The students’ body noted that “It is most unfortunate that a man entrusted with such a strategic national portfolio can reduce the complexities of our power woes to a monotonous refrain of “tariff increase.”
“To us, if only the minister’s strategy to improve power delivery is to periodically hike tariffs, then the minister service is a tragic emblem of administrative inertia and cognitive bankruptcy.
“Governance demands ingenuity and not perfunctory fiscal adjustments that do nothing to improve supply but everything to deepen the woes of citizens.
“So, it is particularly appalling that the minister has failed in his fundamental obligation of oversight.
“The Distribution Companies (DisCos), emboldened by weak regulation, have been robbing the Nigerian people blind with estimated billings, epileptic supply, and outright disregard for service-based obligations. “We know that under various bands-A, B, C and D- consumers are promised a minimum threshold of certain daily electricity supply, yet these benchmarks are consistently violated without consequence.

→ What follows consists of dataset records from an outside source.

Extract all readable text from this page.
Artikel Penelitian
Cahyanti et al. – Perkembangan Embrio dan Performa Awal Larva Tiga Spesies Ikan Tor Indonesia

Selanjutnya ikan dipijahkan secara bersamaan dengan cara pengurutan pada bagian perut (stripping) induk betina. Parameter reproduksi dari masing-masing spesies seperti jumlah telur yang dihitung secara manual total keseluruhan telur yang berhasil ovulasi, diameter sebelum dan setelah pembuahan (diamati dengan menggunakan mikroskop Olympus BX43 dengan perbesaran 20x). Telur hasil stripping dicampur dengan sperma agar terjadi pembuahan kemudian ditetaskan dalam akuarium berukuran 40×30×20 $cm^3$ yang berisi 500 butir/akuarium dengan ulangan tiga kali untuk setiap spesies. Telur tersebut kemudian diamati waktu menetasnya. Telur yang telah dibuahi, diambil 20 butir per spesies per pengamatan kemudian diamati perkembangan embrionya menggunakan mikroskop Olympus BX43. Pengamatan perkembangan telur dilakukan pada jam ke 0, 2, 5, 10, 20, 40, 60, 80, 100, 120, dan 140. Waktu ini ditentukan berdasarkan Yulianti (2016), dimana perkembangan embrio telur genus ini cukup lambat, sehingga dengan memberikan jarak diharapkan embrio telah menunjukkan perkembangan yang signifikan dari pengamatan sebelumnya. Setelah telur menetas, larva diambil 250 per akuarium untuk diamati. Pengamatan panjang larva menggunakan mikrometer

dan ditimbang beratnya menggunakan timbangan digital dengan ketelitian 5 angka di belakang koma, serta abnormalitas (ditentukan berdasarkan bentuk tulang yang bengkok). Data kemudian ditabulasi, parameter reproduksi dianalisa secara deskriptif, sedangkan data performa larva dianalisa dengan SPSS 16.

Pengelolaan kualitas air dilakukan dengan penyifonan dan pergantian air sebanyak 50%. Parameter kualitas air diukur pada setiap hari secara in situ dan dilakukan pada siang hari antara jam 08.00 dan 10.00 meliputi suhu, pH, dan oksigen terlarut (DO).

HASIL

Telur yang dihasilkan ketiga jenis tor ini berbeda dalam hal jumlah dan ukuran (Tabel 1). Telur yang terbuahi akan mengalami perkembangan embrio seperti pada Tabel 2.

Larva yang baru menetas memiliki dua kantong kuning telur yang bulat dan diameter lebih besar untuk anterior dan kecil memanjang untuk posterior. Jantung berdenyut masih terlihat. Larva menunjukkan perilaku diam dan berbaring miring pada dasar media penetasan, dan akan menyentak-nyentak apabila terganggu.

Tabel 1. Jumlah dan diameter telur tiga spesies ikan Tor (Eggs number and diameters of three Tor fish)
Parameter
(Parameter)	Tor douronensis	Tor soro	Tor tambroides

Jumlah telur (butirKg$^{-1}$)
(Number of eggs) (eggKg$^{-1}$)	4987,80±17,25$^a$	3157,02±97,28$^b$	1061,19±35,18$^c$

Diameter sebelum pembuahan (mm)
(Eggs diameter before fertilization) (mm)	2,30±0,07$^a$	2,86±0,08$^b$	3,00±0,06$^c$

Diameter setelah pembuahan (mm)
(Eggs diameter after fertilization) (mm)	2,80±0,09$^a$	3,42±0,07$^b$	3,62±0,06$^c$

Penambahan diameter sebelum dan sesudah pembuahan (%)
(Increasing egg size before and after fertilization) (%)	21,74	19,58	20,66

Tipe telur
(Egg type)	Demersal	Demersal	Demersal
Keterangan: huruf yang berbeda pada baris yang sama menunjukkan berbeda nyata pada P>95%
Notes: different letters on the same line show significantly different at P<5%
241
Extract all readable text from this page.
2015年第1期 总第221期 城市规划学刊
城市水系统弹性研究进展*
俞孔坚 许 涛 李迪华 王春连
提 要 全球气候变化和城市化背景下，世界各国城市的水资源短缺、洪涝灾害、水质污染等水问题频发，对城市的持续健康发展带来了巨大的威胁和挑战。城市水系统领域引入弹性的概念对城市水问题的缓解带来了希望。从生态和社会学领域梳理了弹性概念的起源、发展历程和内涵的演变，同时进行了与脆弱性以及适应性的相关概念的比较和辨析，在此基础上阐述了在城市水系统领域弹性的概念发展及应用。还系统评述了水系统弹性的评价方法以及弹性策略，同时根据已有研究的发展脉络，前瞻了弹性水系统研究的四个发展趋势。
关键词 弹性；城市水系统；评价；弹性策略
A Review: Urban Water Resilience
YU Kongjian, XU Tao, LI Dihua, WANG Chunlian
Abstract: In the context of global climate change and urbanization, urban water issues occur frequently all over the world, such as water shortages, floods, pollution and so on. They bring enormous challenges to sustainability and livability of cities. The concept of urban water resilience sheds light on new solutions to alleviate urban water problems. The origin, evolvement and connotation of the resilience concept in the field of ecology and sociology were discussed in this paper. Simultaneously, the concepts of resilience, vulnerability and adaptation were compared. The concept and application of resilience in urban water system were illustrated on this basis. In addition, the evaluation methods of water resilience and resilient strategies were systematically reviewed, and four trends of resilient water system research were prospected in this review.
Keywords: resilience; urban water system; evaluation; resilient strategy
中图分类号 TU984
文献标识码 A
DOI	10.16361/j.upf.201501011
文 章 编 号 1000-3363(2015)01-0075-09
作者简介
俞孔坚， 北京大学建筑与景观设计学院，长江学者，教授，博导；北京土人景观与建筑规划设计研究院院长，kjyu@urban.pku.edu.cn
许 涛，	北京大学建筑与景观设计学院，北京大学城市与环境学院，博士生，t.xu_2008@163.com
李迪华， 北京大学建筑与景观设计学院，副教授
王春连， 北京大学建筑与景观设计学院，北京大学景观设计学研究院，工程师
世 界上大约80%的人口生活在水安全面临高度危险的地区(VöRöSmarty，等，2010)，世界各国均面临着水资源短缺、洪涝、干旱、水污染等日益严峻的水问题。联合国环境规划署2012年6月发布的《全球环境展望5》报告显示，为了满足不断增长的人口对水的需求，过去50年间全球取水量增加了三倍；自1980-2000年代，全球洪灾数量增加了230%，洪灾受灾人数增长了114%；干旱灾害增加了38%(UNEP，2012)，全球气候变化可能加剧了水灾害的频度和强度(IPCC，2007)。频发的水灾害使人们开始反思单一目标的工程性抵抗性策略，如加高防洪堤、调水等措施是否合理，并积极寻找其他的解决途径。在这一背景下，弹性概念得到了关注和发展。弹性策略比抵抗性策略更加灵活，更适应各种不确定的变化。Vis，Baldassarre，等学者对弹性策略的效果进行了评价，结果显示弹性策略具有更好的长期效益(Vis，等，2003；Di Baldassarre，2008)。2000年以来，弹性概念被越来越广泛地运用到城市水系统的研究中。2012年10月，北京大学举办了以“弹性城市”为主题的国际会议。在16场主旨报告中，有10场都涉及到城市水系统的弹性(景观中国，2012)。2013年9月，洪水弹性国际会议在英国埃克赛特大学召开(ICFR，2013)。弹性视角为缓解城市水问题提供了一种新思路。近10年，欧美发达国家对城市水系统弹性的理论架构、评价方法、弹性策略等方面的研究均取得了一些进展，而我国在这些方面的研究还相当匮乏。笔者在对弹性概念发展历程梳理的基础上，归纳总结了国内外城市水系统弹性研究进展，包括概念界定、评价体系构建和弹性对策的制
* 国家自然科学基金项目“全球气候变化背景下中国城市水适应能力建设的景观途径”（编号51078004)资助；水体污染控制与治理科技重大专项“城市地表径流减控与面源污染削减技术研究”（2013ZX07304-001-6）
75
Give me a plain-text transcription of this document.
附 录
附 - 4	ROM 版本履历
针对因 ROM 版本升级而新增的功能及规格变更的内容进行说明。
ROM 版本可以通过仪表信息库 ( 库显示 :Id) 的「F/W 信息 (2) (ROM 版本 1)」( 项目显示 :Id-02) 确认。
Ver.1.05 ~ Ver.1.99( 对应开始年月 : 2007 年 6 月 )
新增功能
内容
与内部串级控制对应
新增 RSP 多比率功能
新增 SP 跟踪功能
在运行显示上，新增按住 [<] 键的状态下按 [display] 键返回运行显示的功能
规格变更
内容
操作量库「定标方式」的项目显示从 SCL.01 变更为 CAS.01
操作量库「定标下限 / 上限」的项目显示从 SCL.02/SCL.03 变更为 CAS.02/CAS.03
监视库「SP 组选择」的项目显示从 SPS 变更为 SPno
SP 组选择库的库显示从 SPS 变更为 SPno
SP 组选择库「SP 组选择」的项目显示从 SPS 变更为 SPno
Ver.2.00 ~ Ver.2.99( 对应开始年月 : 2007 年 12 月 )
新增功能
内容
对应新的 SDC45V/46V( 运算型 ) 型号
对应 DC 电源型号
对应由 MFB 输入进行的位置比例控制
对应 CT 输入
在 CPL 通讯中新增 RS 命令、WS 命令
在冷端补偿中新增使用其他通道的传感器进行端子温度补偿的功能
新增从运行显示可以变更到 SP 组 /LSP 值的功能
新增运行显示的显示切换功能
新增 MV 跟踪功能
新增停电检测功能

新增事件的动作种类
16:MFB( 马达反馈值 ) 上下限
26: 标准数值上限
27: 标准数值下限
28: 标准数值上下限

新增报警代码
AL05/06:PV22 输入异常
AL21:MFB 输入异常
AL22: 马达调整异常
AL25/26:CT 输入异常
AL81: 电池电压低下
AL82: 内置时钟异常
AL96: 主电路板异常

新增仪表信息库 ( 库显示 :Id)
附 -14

“The silence and inaction of the minister in the face of these daily infractions suggest either complicity or negligence.
“Consequently, we are constrained to ask the minister these following questions including “What precisely is his ministry doing to reform the electric distribution companies,” “What innovative blueprint does the ministry develop to stabilize and decentralize the national grid?” “What strategic interventions the ministry initiated to make renewable energy more accessible to many Nigerians?
“The answers to all these are none, except that the minister’s interest is to continue to increase tariffs without not bothering about the availability of the commodity or effectiveness of the system.
“So, we are calling on the minister to dismount from the throne of bureaucratic convenience and take concrete steps that can quarantee transparency, reliability, affordability and efficiency in the sector.
“The minister should understand that Nigeria does not need a tariff enthusiast in the Ministry of Power—but a reformer and performer.
“We, the student community, which constitute a critical mass of the country’s population, will not continue to watch the ministry of power adding to peoples’ economic hardships under any guise.
“We demand performance and innovations that will bring results and not recycled excuses.”